No hago notar esos lapsus raciales rutinarios y esos hatajos lingüísticos porque sí, sino porque quiero hacer hincapié en que para Stein suponen un recurso tan necesario de cara a extraer determinadas conclusiones que o bien está dispuesta a cometer errores manifiestos en la letra pequeña del racismo y a arriesgarse a dejar de contar con la confianza del lector o bien pierde el control de su texto caprichoso e insubordinado. Así, por ejemplo, se califica a Rose Johnson repetidamente de infantil e inmoral, aunque es la única amiga de Melanctha que asume responsabilidades de adulta: un matrimonio, una casa, cierta generosidad. Stein subraya la estupidez de Rose, pero no llega a escenificarla. No encontramos la más mínima prueba de que sea tonta. Y Melanctha, a pesar de su venerada sangre blanca, se pasa la mayor parte del tiempo en la calle, en el puerto y en la playa de maniobras. Hay que cuestionarse la lógica de ese fetichismo: tal vez sea su sangre «blanca» y no la negra la que fomenta esa inmoralidad en la que Stein no se detiene.
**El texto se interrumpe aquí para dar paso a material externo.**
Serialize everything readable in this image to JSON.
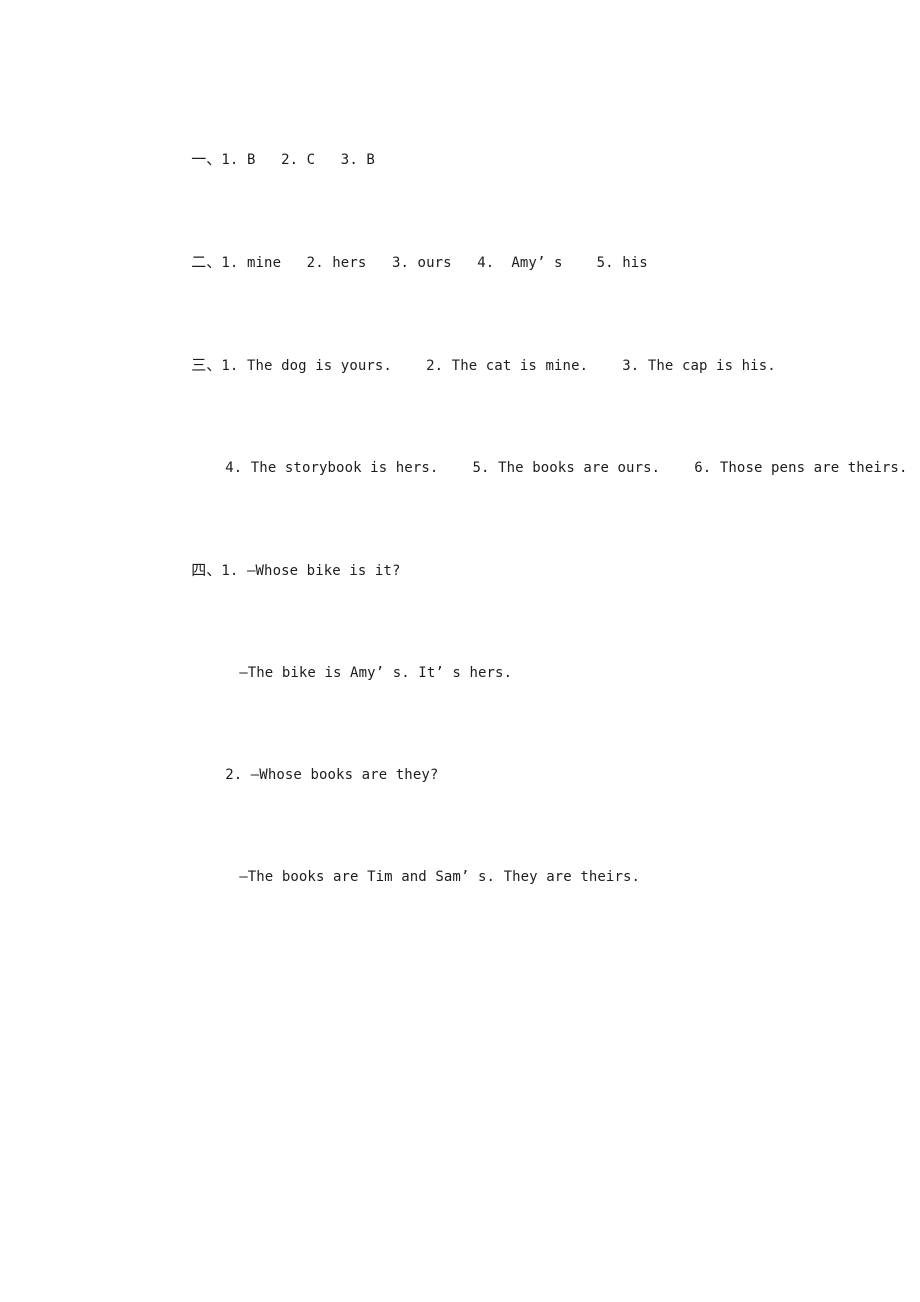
{
  "document": {
    "kind": "answer-key",
    "page_background": "#ffffff",
    "text_color": "#1d1d1d",
    "sections": [
      {
        "marker": "一、",
        "id": "section-1",
        "lines": [
          {
            "id": "s1-l1",
            "indent": "none",
            "marker": "一、",
            "text": "1. B   2. C   3. B"
          }
        ]
      },
      {
        "marker": "二、",
        "id": "section-2",
        "lines": [
          {
            "id": "s2-l1",
            "indent": "none",
            "marker": "二、",
            "text": "1. mine   2. hers   3. ours   4.  Amy’ s    5. his"
          }
        ]
      },
      {
        "marker": "三、",
        "id": "section-3",
        "lines": [
          {
            "id": "s3-l1",
            "indent": "none",
            "marker": "三、",
            "text": "1. The dog is yours.    2. The cat is mine.    3. The cap is his."
          },
          {
            "id": "s3-l2",
            "indent": "indent-1",
            "marker": "",
            "text": "4. The storybook is hers.    5. The books are ours.    6. Those pens are theirs."
          }
        ]
      },
      {
        "marker": "四、",
        "id": "section-4",
        "lines": [
          {
            "id": "s4-l1",
            "indent": "none",
            "marker": "四、",
            "text": "1. —Whose bike is it?"
          },
          {
            "id": "s4-l2",
            "indent": "indent-3",
            "marker": "",
            "text": "—The bike is Amy’ s. It’ s hers."
          },
          {
            "id": "s4-l3",
            "indent": "indent-1",
            "marker": "",
            "text": "2. —Whose books are they?"
          },
          {
            "id": "s4-l4",
            "indent": "indent-3",
            "marker": "",
            "text": "—The books are Tim and Sam’ s. They are theirs."
          }
        ]
      }
    ],
    "flat_lines": [
      {
        "marker": "一、",
        "indent": "none",
        "text": "1. B   2. C   3. B"
      },
      {
        "marker": "二、",
        "indent": "none",
        "text": "1. mine   2. hers   3. ours   4.  Amy’ s    5. his"
      },
      {
        "marker": "三、",
        "indent": "none",
        "text": "1. The dog is yours.    2. The cat is mine.    3. The cap is his."
      },
      {
        "marker": "",
        "indent": "indent-1",
        "text": "4. The storybook is hers.    5. The books are ours.    6. Those pens are theirs."
      },
      {
        "marker": "四、",
        "indent": "none",
        "text": "1. —Whose bike is it?"
      },
      {
        "marker": "",
        "indent": "indent-3",
        "text": "—The bike is Amy’ s. It’ s hers."
      },
      {
        "marker": "",
        "indent": "indent-1",
        "text": "2. —Whose books are they?"
      },
      {
        "marker": "",
        "indent": "indent-3",
        "text": "—The books are Tim and Sam’ s. They are theirs."
      }
    ]
  }
}
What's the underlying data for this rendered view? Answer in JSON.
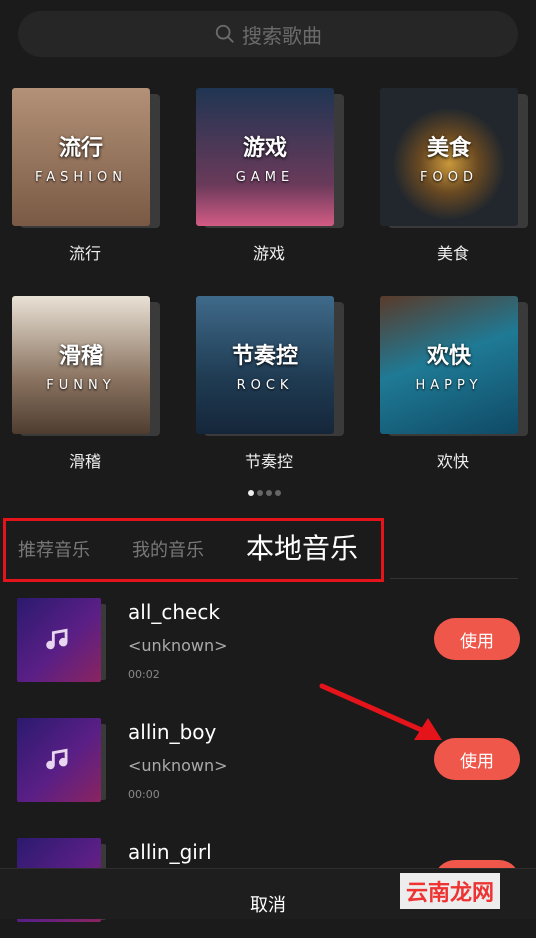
{
  "search": {
    "placeholder": "搜索歌曲"
  },
  "categories": [
    {
      "title": "流行",
      "sub": "FASHION",
      "label": "流行",
      "bg": "#8a6a52"
    },
    {
      "title": "游戏",
      "sub": "GAME",
      "label": "游戏",
      "bg": "#2a3b55"
    },
    {
      "title": "美食",
      "sub": "FOOD",
      "label": "美食",
      "bg": "#2c3036"
    },
    {
      "title": "滑稽",
      "sub": "FUNNY",
      "label": "滑稽",
      "bg": "#7b6553"
    },
    {
      "title": "节奏控",
      "sub": "ROCK",
      "label": "节奏控",
      "bg": "#2b4a66"
    },
    {
      "title": "欢快",
      "sub": "HAPPY",
      "label": "欢快",
      "bg": "#1e5f7a"
    }
  ],
  "pager": {
    "count": 4,
    "active": 0
  },
  "tabs": [
    {
      "label": "推荐音乐"
    },
    {
      "label": "我的音乐"
    },
    {
      "label": "本地音乐"
    }
  ],
  "songs": [
    {
      "name": "all_check",
      "artist": "<unknown>",
      "duration": "00:02",
      "action": "使用"
    },
    {
      "name": "allin_boy",
      "artist": "<unknown>",
      "duration": "00:00",
      "action": "使用"
    },
    {
      "name": "allin_girl",
      "artist": "",
      "duration": "",
      "action": ""
    }
  ],
  "bottom": {
    "cancel": "取消"
  },
  "watermark": "云南龙网",
  "colors": {
    "accent": "#f0574b",
    "highlight_box": "#e5141a"
  }
}
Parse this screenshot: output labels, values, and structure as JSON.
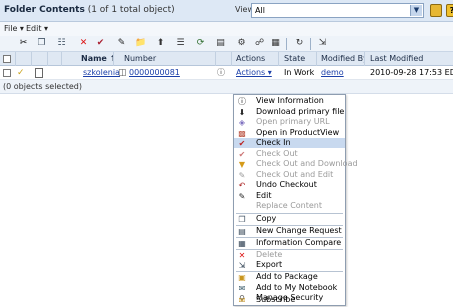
{
  "header": {
    "title": "Folder Contents",
    "subtitle": " (1 of 1 total object)",
    "view_label": "View:",
    "view_value": "All"
  },
  "menubar": {
    "file": "File ▾",
    "edit": "Edit ▾"
  },
  "columns": {
    "name": "Name",
    "sort_indicator": "↑",
    "number": "Number",
    "actions": "Actions",
    "state": "State",
    "modified_by": "Modified By",
    "last_modified": "Last Modified"
  },
  "row": {
    "name": "szkolenia",
    "number": "0000000081",
    "actions": "Actions ▾",
    "state": "In Work",
    "modified_by": "demo",
    "last_modified": "2010-09-28 17:53 EDT"
  },
  "status": "(0 objects selected)",
  "menu": {
    "view_information": "View Information",
    "download_primary_file": "Download primary file",
    "open_primary_url": "Open primary URL",
    "open_in_productview": "Open in ProductView",
    "check_in": "Check In",
    "check_out": "Check Out",
    "check_out_and_download": "Check Out and Download",
    "check_out_and_edit": "Check Out and Edit",
    "undo_checkout": "Undo Checkout",
    "edit": "Edit",
    "replace_content": "Replace Content",
    "copy": "Copy",
    "new_change_request": "New Change Request",
    "information_compare": "Information Compare",
    "delete": "Delete",
    "export": "Export",
    "add_to_package": "Add to Package",
    "add_to_my_notebook": "Add to My Notebook",
    "manage_security": "Manage Security",
    "subscribe": "Subscribe"
  },
  "colors": {
    "header_bg": "#dde8f5",
    "highlight": "#c8d9ef",
    "link": "#1a3ea8"
  }
}
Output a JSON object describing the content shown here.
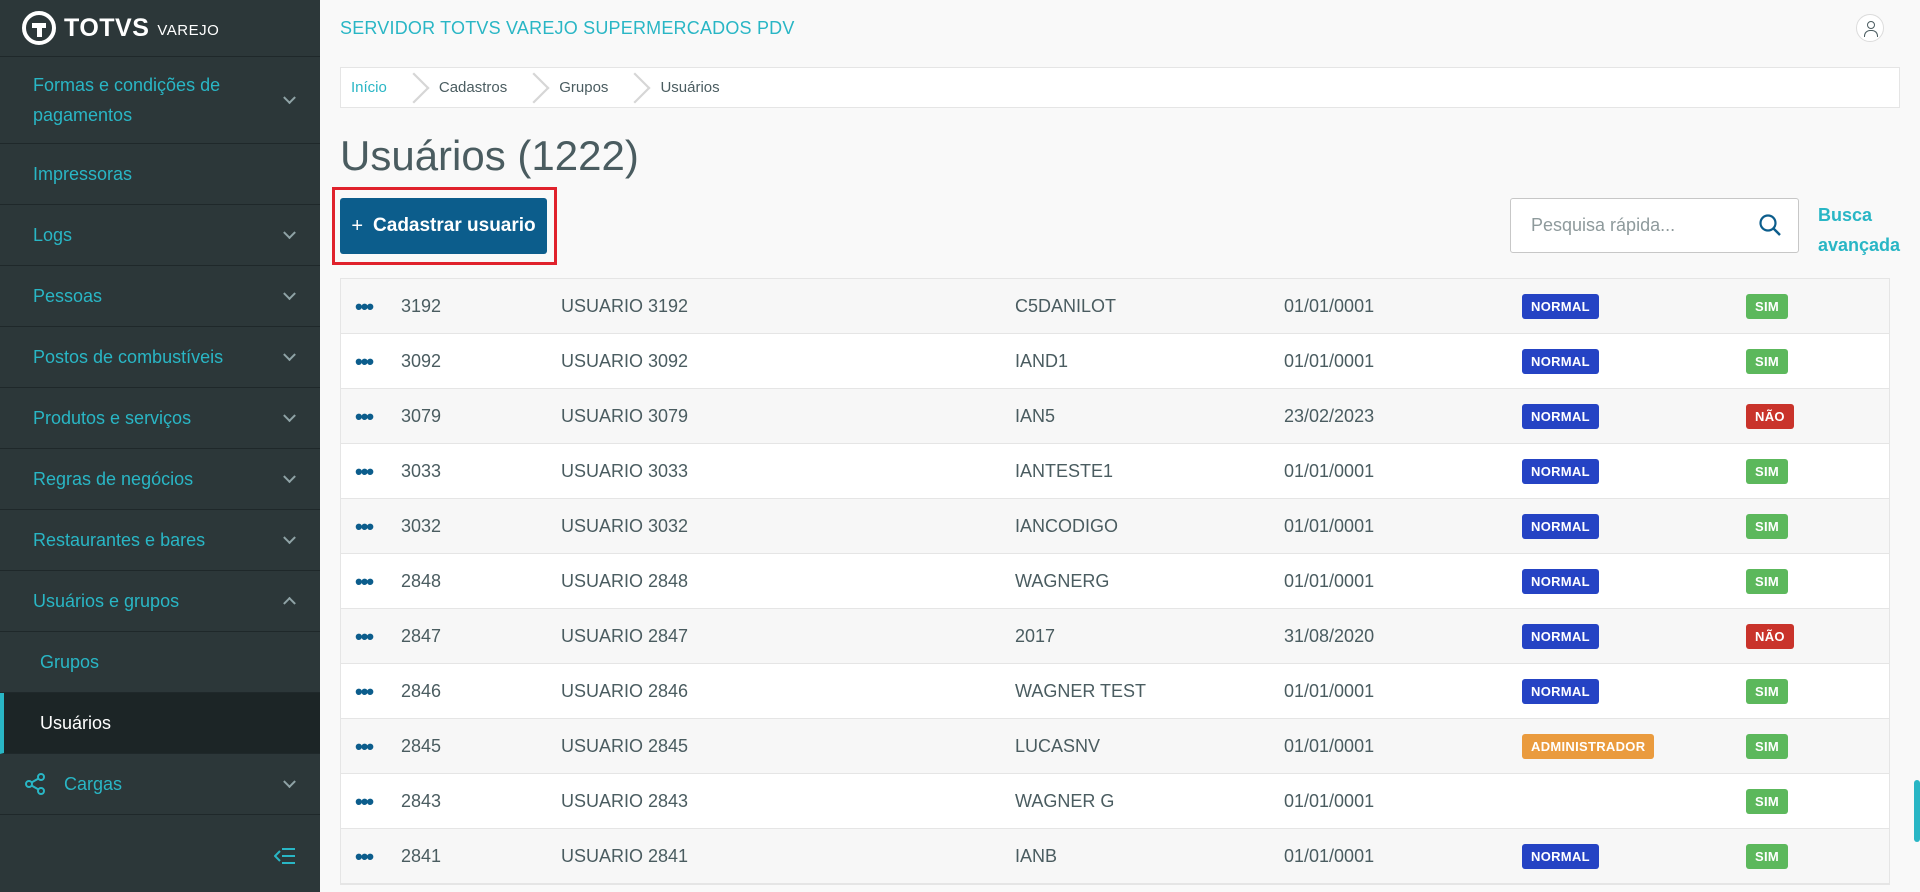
{
  "brand": {
    "name": "TOTVS",
    "sub": "VAREJO"
  },
  "header": {
    "title": "SERVIDOR TOTVS VAREJO SUPERMERCADOS PDV"
  },
  "sidebar": {
    "items": [
      {
        "label": "Formas e condições de pagamentos",
        "chevron": "down"
      },
      {
        "label": "Impressoras"
      },
      {
        "label": "Logs",
        "chevron": "down"
      },
      {
        "label": "Pessoas",
        "chevron": "down"
      },
      {
        "label": "Postos de combustíveis",
        "chevron": "down"
      },
      {
        "label": "Produtos e serviços",
        "chevron": "down"
      },
      {
        "label": "Regras de negócios",
        "chevron": "down"
      },
      {
        "label": "Restaurantes e bares",
        "chevron": "down"
      },
      {
        "label": "Usuários e grupos",
        "chevron": "up"
      },
      {
        "label": "Grupos"
      },
      {
        "label": "Usuários"
      },
      {
        "label": "Cargas",
        "chevron": "down",
        "icon": "share-icon"
      }
    ]
  },
  "breadcrumb": [
    "Início",
    "Cadastros",
    "Grupos",
    "Usuários"
  ],
  "page": {
    "title": "Usuários (1222)",
    "add_button": "Cadastrar usuario",
    "search_placeholder": "Pesquisa rápida...",
    "advanced_search": "Busca avançada"
  },
  "table": {
    "rows": [
      {
        "code": "3192",
        "name": "USUARIO 3192",
        "login": "C5DANILOT",
        "date": "01/01/0001",
        "type": "NORMAL",
        "active": "SIM"
      },
      {
        "code": "3092",
        "name": "USUARIO 3092",
        "login": "IAND1",
        "date": "01/01/0001",
        "type": "NORMAL",
        "active": "SIM"
      },
      {
        "code": "3079",
        "name": "USUARIO 3079",
        "login": "IAN5",
        "date": "23/02/2023",
        "type": "NORMAL",
        "active": "NÃO"
      },
      {
        "code": "3033",
        "name": "USUARIO 3033",
        "login": "IANTESTE1",
        "date": "01/01/0001",
        "type": "NORMAL",
        "active": "SIM"
      },
      {
        "code": "3032",
        "name": "USUARIO 3032",
        "login": "IANCODIGO",
        "date": "01/01/0001",
        "type": "NORMAL",
        "active": "SIM"
      },
      {
        "code": "2848",
        "name": "USUARIO 2848",
        "login": "WAGNERG",
        "date": "01/01/0001",
        "type": "NORMAL",
        "active": "SIM"
      },
      {
        "code": "2847",
        "name": "USUARIO 2847",
        "login": "2017",
        "date": "31/08/2020",
        "type": "NORMAL",
        "active": "NÃO"
      },
      {
        "code": "2846",
        "name": "USUARIO 2846",
        "login": "WAGNER TEST",
        "date": "01/01/0001",
        "type": "NORMAL",
        "active": "SIM"
      },
      {
        "code": "2845",
        "name": "USUARIO 2845",
        "login": "LUCASNV",
        "date": "01/01/0001",
        "type": "ADMINISTRADOR",
        "active": "SIM"
      },
      {
        "code": "2843",
        "name": "USUARIO 2843",
        "login": "WAGNER G",
        "date": "01/01/0001",
        "type": "",
        "active": "SIM"
      },
      {
        "code": "2841",
        "name": "USUARIO 2841",
        "login": "IANB",
        "date": "01/01/0001",
        "type": "NORMAL",
        "active": "SIM"
      }
    ]
  },
  "colors": {
    "accent": "#29b6c5",
    "primary_button": "#0c5d8c",
    "sidebar_bg": "#2c3739",
    "badge_normal": "#2543c4",
    "badge_admin": "#ea9b3e",
    "badge_sim": "#5cb85c",
    "badge_nao": "#c9332b",
    "highlight": "#e0222c"
  }
}
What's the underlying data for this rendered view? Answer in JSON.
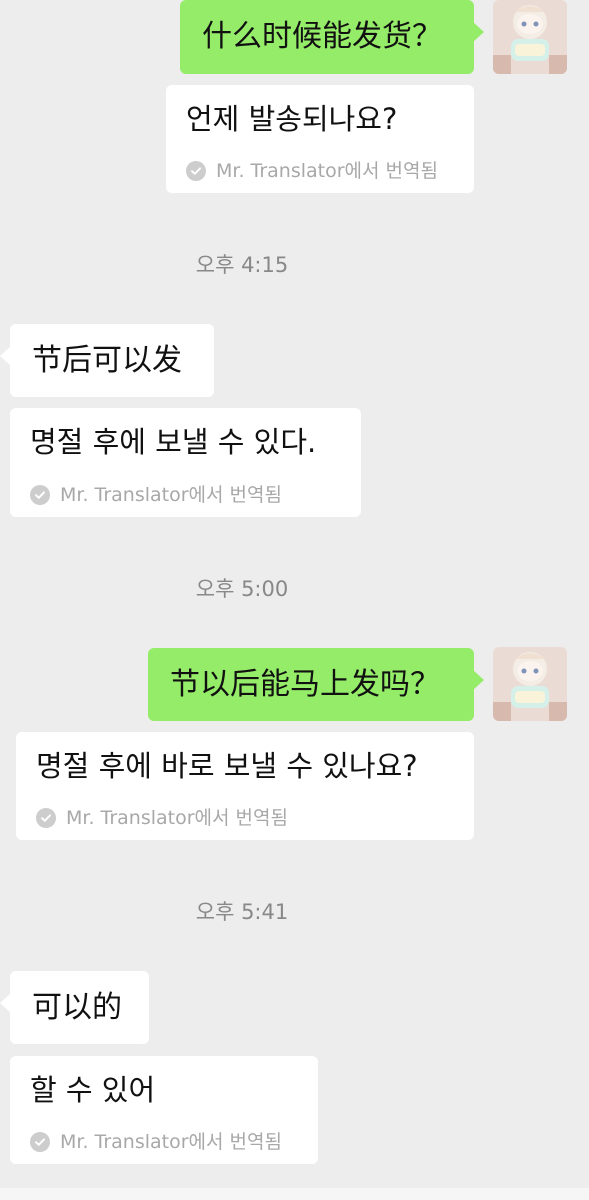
{
  "messages": {
    "m1": {
      "text": "什么时候能发货？"
    },
    "t1": {
      "text": "언제 발송되나요?",
      "note": "Mr. Translator에서 번역됨"
    },
    "time1": {
      "text": "오후 4:15"
    },
    "m2": {
      "text": "节后可以发"
    },
    "t2": {
      "text": "명절 후에 보낼 수 있다.",
      "note": "Mr. Translator에서 번역됨"
    },
    "time2": {
      "text": "오후 5:00"
    },
    "m3": {
      "text": "节以后能马上发吗？"
    },
    "t3": {
      "text": "명절 후에 바로 보낼 수 있나요?",
      "note": "Mr. Translator에서 번역됨"
    },
    "time3": {
      "text": "오후 5:41"
    },
    "m4": {
      "text": "可以的"
    },
    "t4": {
      "text": "할 수 있어",
      "note": "Mr. Translator에서 번역됨"
    }
  },
  "colors": {
    "background": "#ededed",
    "outgoing_bubble": "#95ec69",
    "incoming_bubble": "#ffffff",
    "timestamp": "#888888",
    "translation_note": "#a8a8a8"
  },
  "icons": {
    "translation_status": "check-circle-icon",
    "avatar": "user-avatar-doll"
  }
}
El papel de los hombres afroamericanos en la historia de Melanctha resulta igual de interesante; esto es, el lugar que ocupan en su vida los padres, los maridos, los amigos de los padres y su enamorado. Hay que reconocer a Stein que la virtud y la maldad se distribuyen a partes iguales entre los hombres blancos y negros; y hay que criticarle que en todos los casos se base ampliamente en estereotipos nacionales: prejuicios irlandeses, prejuicios alemanes y, como resulta evidente gracias a la mencionada obsesión por la sangre, prejuicios convencionales. Tanta seudociencia debería sorprender en alguien que estudió un par de años de Medicina. Sea como fuere, declina toda responsabilidad ante la caracterización de sus personajes africanistas al «explicar» y «justificar» su conducta gracias a los sencillos recursos de la reducción metonímica aportada por el color de la piel y la economía de estereotipos que la acompaña. Sin embargo, una vez más con esa estrategia Stein cae en contradicciones tan profundas que la confianza del lector se esfuma por completo. Por ejemplo, describe repetidamente al padre de Melanctha como «brutal y áspero»[57] con su hija, pero primero se nos dice que visita la casa con poca regularidad y luego desaparece por completo de la novela. Las pruebas que se nos presentan de su brutalidad y su aspereza son que es «negro» y «viril». Cuando tratamos de averiguar de qué es capaz ese hombre negro, viril, brutal y áspero, vemos que protege a su hija de lo que considera insinuaciones de un amigo y debido a esa protección se ve envuelto en una pelea. Tal vez sea esa contradicción lo que lo expulsa oportunamente del texto. En caso de haberse quedado, Melanctha habría contado con un fiero protector/salvador y no se habría metido en líos tan serios con los hombres.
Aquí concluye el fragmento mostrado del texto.